ROCHESTER, N.Y. — Over 100 years in business, it’s fair to say some things have changed. As the world moved more towards renewing, reusing and recycling, so have New York state vineyards.
“I’m a fourth-generation grape grower,” said John Wagner, a co-owner of Wagner Vineyards.
His family’s land, as much as its product, have aged like fine wine in the Finger Lakes region.
“For us, we are 100% estate bottled. So, the wine that we produce is from the grapes that we grow. So it's kind of showing what we can do on this little slice of land that's here on the east side of Seneca Lake,” Wagner said.
Last month, the vineyard added a new bottle to its shelves.
“This wine is very special because it is the first wine we release that has the New York Sustainable Winegrowing Trustmark on the bottle. And that's a program that we've been a major part of, had a lot of insight into the process of this trust. [The] mark coming out and we are a certified sustainable vineyard,” said Alex Jankowski, the communications director at Wagner Vineyards.
For the past year, Wagner has been a part of a New York committee of a dozen or so other grape growers, re-writing how sustainability on the vineyards can look across the state.

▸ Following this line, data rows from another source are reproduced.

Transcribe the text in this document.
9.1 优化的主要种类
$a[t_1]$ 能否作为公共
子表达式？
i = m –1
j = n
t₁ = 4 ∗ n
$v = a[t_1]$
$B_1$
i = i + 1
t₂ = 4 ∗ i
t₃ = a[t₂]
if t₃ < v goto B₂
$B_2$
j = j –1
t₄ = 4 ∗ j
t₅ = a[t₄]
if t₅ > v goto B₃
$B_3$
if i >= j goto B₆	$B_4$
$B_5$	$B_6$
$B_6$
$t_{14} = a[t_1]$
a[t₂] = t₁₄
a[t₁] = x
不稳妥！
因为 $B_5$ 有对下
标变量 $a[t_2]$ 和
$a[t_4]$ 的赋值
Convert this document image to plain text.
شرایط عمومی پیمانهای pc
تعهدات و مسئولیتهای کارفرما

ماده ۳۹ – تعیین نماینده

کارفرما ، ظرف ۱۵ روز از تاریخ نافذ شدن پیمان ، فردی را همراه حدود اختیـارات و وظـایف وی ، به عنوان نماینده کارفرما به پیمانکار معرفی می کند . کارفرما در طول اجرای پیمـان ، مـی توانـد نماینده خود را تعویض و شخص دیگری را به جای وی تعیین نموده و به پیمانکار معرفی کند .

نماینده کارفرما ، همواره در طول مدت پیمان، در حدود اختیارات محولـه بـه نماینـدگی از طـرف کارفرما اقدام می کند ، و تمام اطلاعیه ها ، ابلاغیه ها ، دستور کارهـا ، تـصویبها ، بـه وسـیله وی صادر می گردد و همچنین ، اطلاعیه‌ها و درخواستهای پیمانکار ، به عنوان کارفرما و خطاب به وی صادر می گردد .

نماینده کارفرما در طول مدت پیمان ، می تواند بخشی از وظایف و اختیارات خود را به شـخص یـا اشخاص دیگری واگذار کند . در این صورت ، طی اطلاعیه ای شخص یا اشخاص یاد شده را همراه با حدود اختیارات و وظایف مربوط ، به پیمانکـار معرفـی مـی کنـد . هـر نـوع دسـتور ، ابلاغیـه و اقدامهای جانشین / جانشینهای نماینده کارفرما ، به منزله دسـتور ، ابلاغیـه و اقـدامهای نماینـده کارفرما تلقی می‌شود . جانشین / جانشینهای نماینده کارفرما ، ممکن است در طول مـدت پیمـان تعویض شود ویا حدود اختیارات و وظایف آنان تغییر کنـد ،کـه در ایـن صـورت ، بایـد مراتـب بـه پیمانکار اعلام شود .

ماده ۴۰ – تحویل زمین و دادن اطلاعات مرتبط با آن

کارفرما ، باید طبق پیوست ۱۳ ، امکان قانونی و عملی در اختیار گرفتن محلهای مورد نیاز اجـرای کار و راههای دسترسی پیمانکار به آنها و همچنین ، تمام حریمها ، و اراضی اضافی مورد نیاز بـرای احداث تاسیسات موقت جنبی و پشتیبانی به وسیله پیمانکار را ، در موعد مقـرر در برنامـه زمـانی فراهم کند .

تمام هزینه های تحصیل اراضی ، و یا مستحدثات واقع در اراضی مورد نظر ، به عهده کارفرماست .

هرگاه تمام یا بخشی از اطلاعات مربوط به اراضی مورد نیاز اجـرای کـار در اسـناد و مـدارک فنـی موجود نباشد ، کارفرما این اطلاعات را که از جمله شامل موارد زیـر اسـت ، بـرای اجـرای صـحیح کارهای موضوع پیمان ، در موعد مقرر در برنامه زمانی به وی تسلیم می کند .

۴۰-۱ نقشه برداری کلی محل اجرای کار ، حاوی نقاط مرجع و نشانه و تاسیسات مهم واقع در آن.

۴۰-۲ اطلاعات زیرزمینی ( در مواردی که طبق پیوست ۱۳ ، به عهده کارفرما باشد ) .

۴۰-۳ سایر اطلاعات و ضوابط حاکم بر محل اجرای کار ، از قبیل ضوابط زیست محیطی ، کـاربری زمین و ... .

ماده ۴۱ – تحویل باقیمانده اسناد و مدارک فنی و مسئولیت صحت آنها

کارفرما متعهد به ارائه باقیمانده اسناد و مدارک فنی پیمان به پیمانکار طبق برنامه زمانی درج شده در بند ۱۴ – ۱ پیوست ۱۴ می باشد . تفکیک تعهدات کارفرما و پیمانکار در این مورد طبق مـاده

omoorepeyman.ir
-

“We had a great group that was growers and processors throughout New York state. Big growers, small growers all through different regions of the state,” Wagner explained. “Some people from up north, some people from Hudson Valley, Long Island, Western New York, quite a few here from the Finger Lakes, and just hearing how things differ, different, different soil, on Long Island. Sandy stuff out there. So they may do things a little different than ours. They're flat. We're sloped. So that brings in a whole host of other things that we have to keep in consideration.”

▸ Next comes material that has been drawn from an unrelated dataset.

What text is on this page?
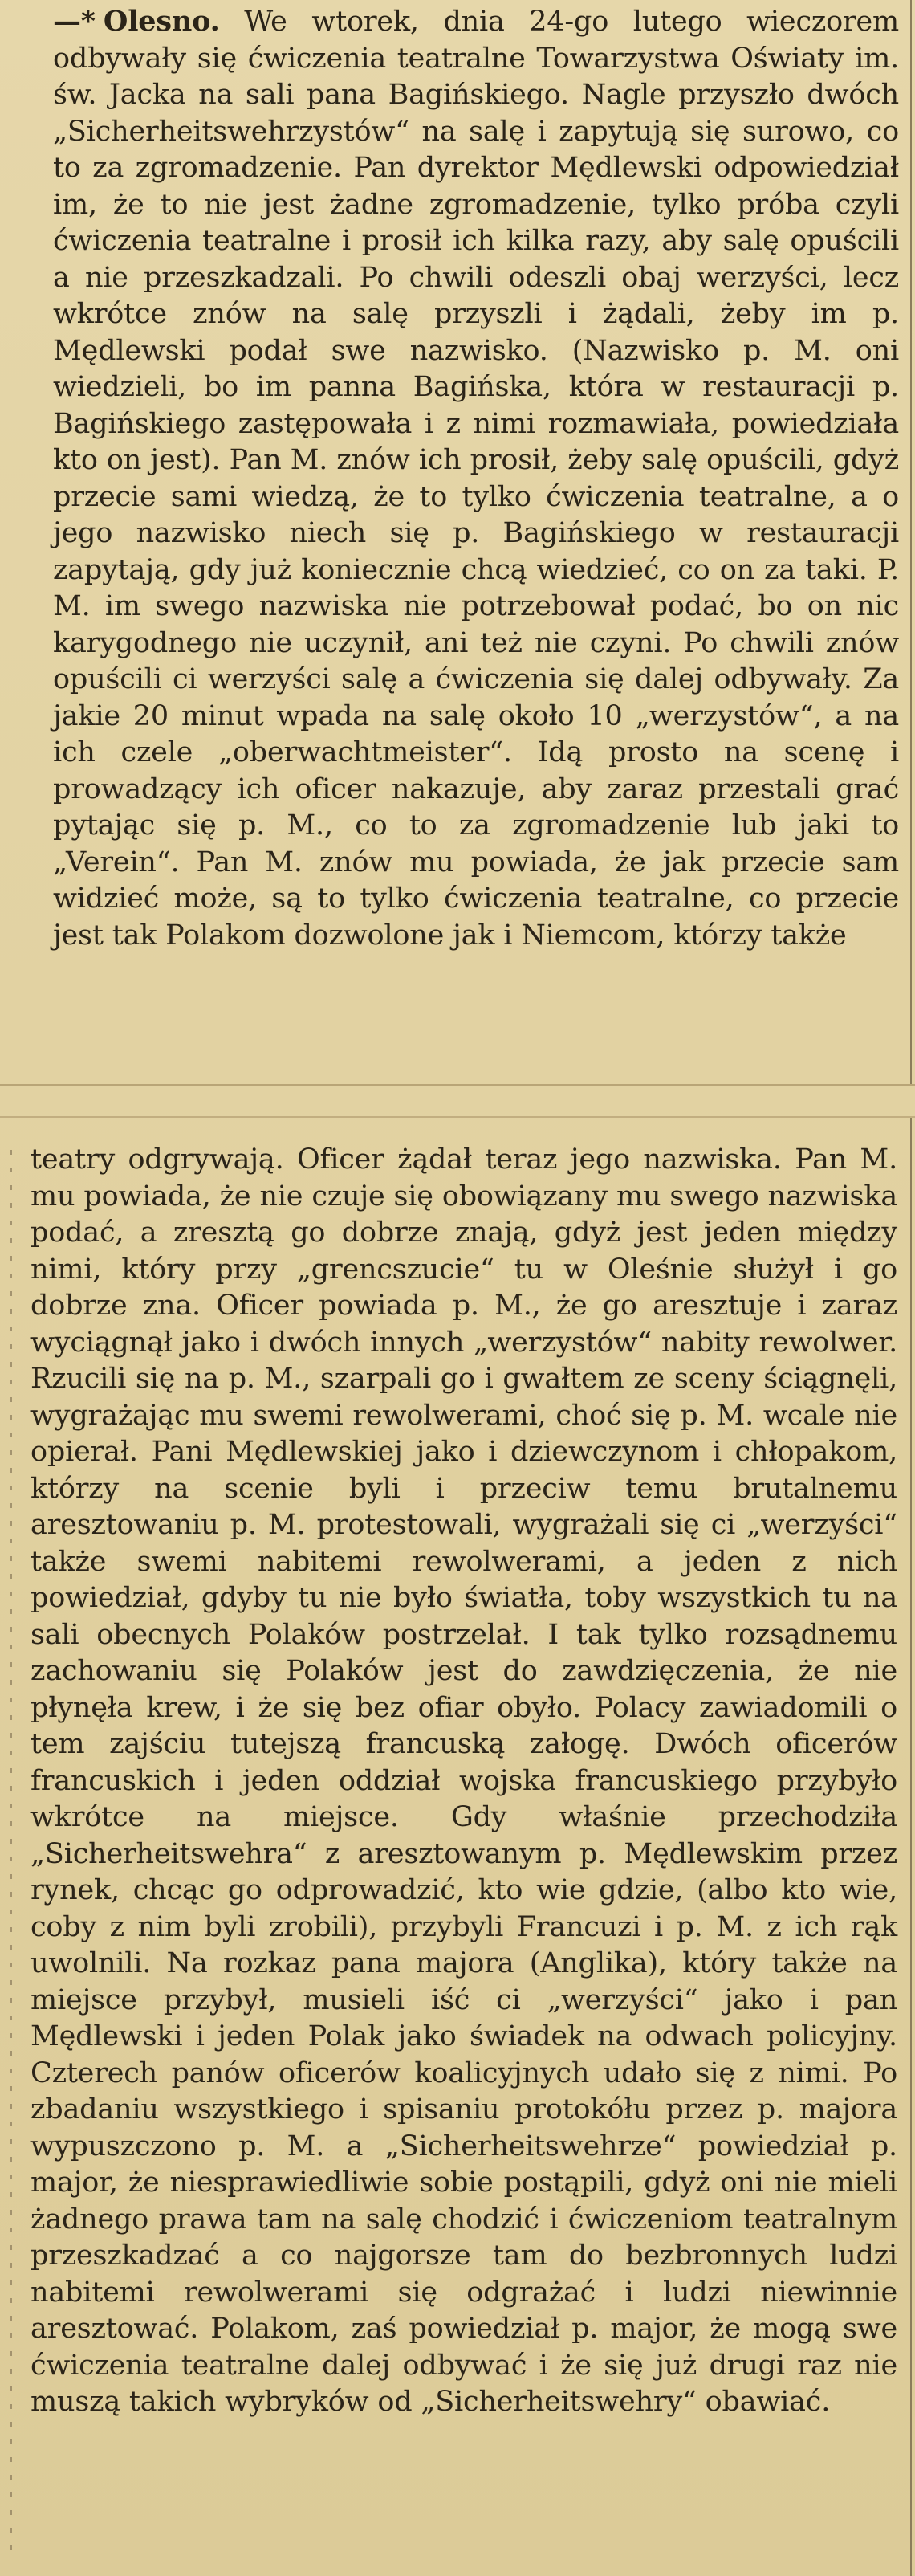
—* Olesno. We wtorek, dnia 24-go lutego wieczorem odbywały się ćwiczenia teatralne Towarzystwa Oświaty im. św. Jacka na sali pana Bagińskiego. Nagle przyszło dwóch „Sicherheitswehrzystów“ na salę i zapytują się surowo, co to za zgromadzenie. Pan dyrektor Mędlewski odpowiedział im, że to nie jest żadne zgromadzenie, tylko próba czyli ćwiczenia teatralne i prosił ich kilka razy, aby salę opuścili a nie przeszkadzali. Po chwili odeszli obaj werzyści, lecz wkrótce znów na salę przyszli i żądali, żeby im p. Mędlewski podał swe nazwisko. (Nazwisko p. M. oni wiedzieli, bo im panna Bagińska, która w restauracji p. Bagińskiego zastępowała i z nimi rozmawiała, powiedziała kto on jest). Pan M. znów ich prosił, żeby salę opuścili, gdyż przecie sami wiedzą, że to tylko ćwiczenia teatralne, a o jego nazwisko niech się p. Bagińskiego w restauracji zapytają, gdy już koniecznie chcą wiedzieć, co on za taki. P. M. im swego nazwiska nie potrzebował podać, bo on nic karygodnego nie uczynił, ani też nie czyni. Po chwili znów opuścili ci werzyści salę a ćwiczenia się dalej odbywały. Za jakie 20 minut wpada na salę około 10 „werzystów“, a na ich czele „oberwachtmeister“. Idą prosto na scenę i prowadzący ich oficer nakazuje, aby zaraz przestali grać pytając się p. M., co to za zgromadzenie lub jaki to „Verein“. Pan M. znów mu powiada, że jak przecie sam widzieć może, są to tylko ćwiczenia teatralne, co przecie jest tak Polakom dozwolone jak i Niemcom, którzy także

teatry odgrywają. Oficer żądał teraz jego nazwiska. Pan M. mu powiada, że nie czuje się obowiązany mu swego nazwiska podać, a zresztą go dobrze znają, gdyż jest jeden między nimi, który przy „grencszucie“ tu w Oleśnie służył i go dobrze zna. Oficer powiada p. M., że go aresztuje i zaraz wyciągnął jako i dwóch innych „werzystów“ nabity rewolwer. Rzucili się na p. M., szarpali go i gwałtem ze sceny ściągnęli, wygrażając mu swemi rewolwerami, choć się p. M. wcale nie opierał. Pani Mędlewskiej jako i dziewczynom i chłopakom, którzy na scenie byli i przeciw temu brutalnemu aresztowaniu p. M. protestowali, wygrażali się ci „werzyści“ także swemi nabitemi rewolwerami, a jeden z nich powiedział, gdyby tu nie było światła, toby wszystkich tu na sali obecnych Polaków postrzelał. I tak tylko rozsądnemu zachowaniu się Polaków jest do zawdzięczenia, że nie płynęła krew, i że się bez ofiar obyło. Polacy zawiadomili o tem zajściu tutejszą francuską załogę. Dwóch oficerów francuskich i jeden oddział wojska francuskiego przybyło wkrótce na miejsce. Gdy właśnie przechodziła „Sicherheitswehra“ z aresztowanym p. Mędlewskim przez rynek, chcąc go odprowadzić, kto wie gdzie, (albo kto wie, coby z nim byli zrobili), przybyli Francuzi i p. M. z ich rąk uwolnili. Na rozkaz pana majora (Anglika), który także na miejsce przybył, musieli iść ci „werzyści“ jako i pan Mędlewski i jeden Polak jako świadek na odwach policyjny. Czterech panów oficerów koalicyjnych udało się z nimi. Po zbadaniu wszystkiego i spisaniu protokółu przez p. majora wypuszczono p. M. a „Sicherheitswehrze“ powiedział p. major, że niesprawiedliwie sobie postąpili, gdyż oni nie mieli żadnego prawa tam na salę chodzić i ćwiczeniom teatralnym przeszkadzać a co najgorsze tam do bezbronnych ludzi nabitemi rewolwerami się odgrażać i ludzi niewinnie aresztować. Polakom, zaś powiedział p. major, że mogą swe ćwiczenia teatralne dalej odbywać i że się już drugi raz nie muszą takich wybryków od „Sicherheitswehry“ obawiać.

The committee created the New York Sustainable Winegrowing Trustmark with dozens of rules vineyards across the state can conform to in order to be a sustainable vineyard.
“This is the same cabernet franc that we harvest for the rosé. So the same wine that currently bears our sustainable vineyard trustmark is being grown right in front of us,” Jankowski said.

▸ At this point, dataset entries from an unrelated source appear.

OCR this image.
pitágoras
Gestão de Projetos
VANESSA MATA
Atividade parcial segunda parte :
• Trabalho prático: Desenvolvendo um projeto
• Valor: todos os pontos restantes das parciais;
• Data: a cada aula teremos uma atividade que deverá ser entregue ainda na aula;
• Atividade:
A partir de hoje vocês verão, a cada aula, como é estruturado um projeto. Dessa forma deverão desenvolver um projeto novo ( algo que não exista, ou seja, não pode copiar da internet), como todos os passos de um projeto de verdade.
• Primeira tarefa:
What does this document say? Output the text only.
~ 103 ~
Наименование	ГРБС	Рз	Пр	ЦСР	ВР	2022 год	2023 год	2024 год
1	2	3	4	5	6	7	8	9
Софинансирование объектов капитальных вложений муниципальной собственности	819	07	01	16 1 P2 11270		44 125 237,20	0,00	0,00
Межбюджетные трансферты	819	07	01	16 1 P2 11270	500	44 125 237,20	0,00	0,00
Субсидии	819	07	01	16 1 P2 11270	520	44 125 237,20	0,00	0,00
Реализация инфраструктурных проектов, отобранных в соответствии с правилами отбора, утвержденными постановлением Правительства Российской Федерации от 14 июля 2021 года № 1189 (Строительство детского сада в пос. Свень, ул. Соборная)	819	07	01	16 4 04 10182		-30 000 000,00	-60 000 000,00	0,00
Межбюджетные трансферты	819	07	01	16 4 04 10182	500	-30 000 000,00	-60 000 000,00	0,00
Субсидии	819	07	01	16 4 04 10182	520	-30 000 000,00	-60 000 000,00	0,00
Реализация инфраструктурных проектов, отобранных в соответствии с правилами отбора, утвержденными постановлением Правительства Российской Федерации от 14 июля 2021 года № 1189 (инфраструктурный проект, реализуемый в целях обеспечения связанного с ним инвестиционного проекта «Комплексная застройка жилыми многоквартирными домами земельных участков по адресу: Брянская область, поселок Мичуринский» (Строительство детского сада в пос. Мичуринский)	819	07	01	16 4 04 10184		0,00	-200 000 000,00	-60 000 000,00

The vineyard's cabernet franc is roughly 10 yards from its tasting room for guests to see for themselves. It’s been there for decades since the Wagner family took grape growing measures into their own hands, but previous vintages have officially sold out, so it’s the first time consumers can see how sustainability tastes.
“More and more customers care about, the businesses that they're going to, understanding what their philosophies are, what their principles might be and understand, really, at the end of the day, what they're putting in their body,” Jankowski said.
However, the growing strategies are nothing new to the Wagners.
“This is not a crop where we take these vines out every year and plant new vines every year. These vines, we're looking at vines here that are decades old. And so a sustainable vineyard is going to be able to utilize those same vines year over year,” Jankowski explained. “We have trunks of varying ages that every time one starts to get a little bit older, we bring what's called a renewal up. And we start to train that on our training system.”
The farmers renew their vines about every five years, but they perform what’s known as de-hilling every year. That’s a strategy in which farmers move the deeper soil to the top in order to preserve its nutrients for the vines and reduce soil replacement efforts, which they say is sustainable for the environment, as well as the financial standpoint.
“We’re hilling and de-hilling every year, that process happens every year. The trunk renewal about every five years,” Jankowski said.
Another sustainable effort on the farm over the past few decades has been adding more grass in between each row of vines. Pictures of Wagner Vineyards from the 1970s look much more brown in between rows.
As rain has come in similar amounts throughout the years, Jankowski says each year, rain seems to be coming down in smaller time frames. The fescues next to each vine help prevent an excess of water from getting to the grapes prematurely.
“What you have down here are a lot of low-lying grasses and fescue,” he explained. “Helps with weed suppression. Helps with moisture retention as well.”
Jankowski refers to the sustainability guidelines as a rubric with a particular grading strategy. This allows the vineyards to excel in some sustainability measures more than others, but still not qualify for the sustainability trustmark. The committee created a very particular strategy to ensure all sustainability measures are being taken to preserve New York land.
“Understanding your land specifically for where you are. And that's something where, you know, for us, being a fifth-generation grape [grower] over 100 years, that we can look back on, 100 years of experience, 100 years of sometimes mistakes, 100 years of successes,” Jankowski said. “I think, you know, taking pride not just in being a family-owned and operated business, but being able to show steps that we've taken over the decades, over the generations where we're really putting the health of our soil first and understanding that that is going to, in and of itself, lead to great grapes, which then leads to great wine as well. You know, get wine really does start in the vineyard.”
Wagner’s Vineyards consists of 240 acres of land that’s growing not only its grapes sustainability, but as an estate vineyard, they’re able to sell much of their crop to other vineyards as well. That means the Sustainable Winegrowing Trustmark will become much more common in the Finger Lakes region and beyond in the coming years.
“We've got to keep doing things better and thinking about clean air and clean water. And these lakes are precious. That's the reason that we can grow grapes here on the east side of Seneca Lake; we've got the moderating effect of this lake. And we really got to preserve the clean water, clean air, everything we can,” Wagner said.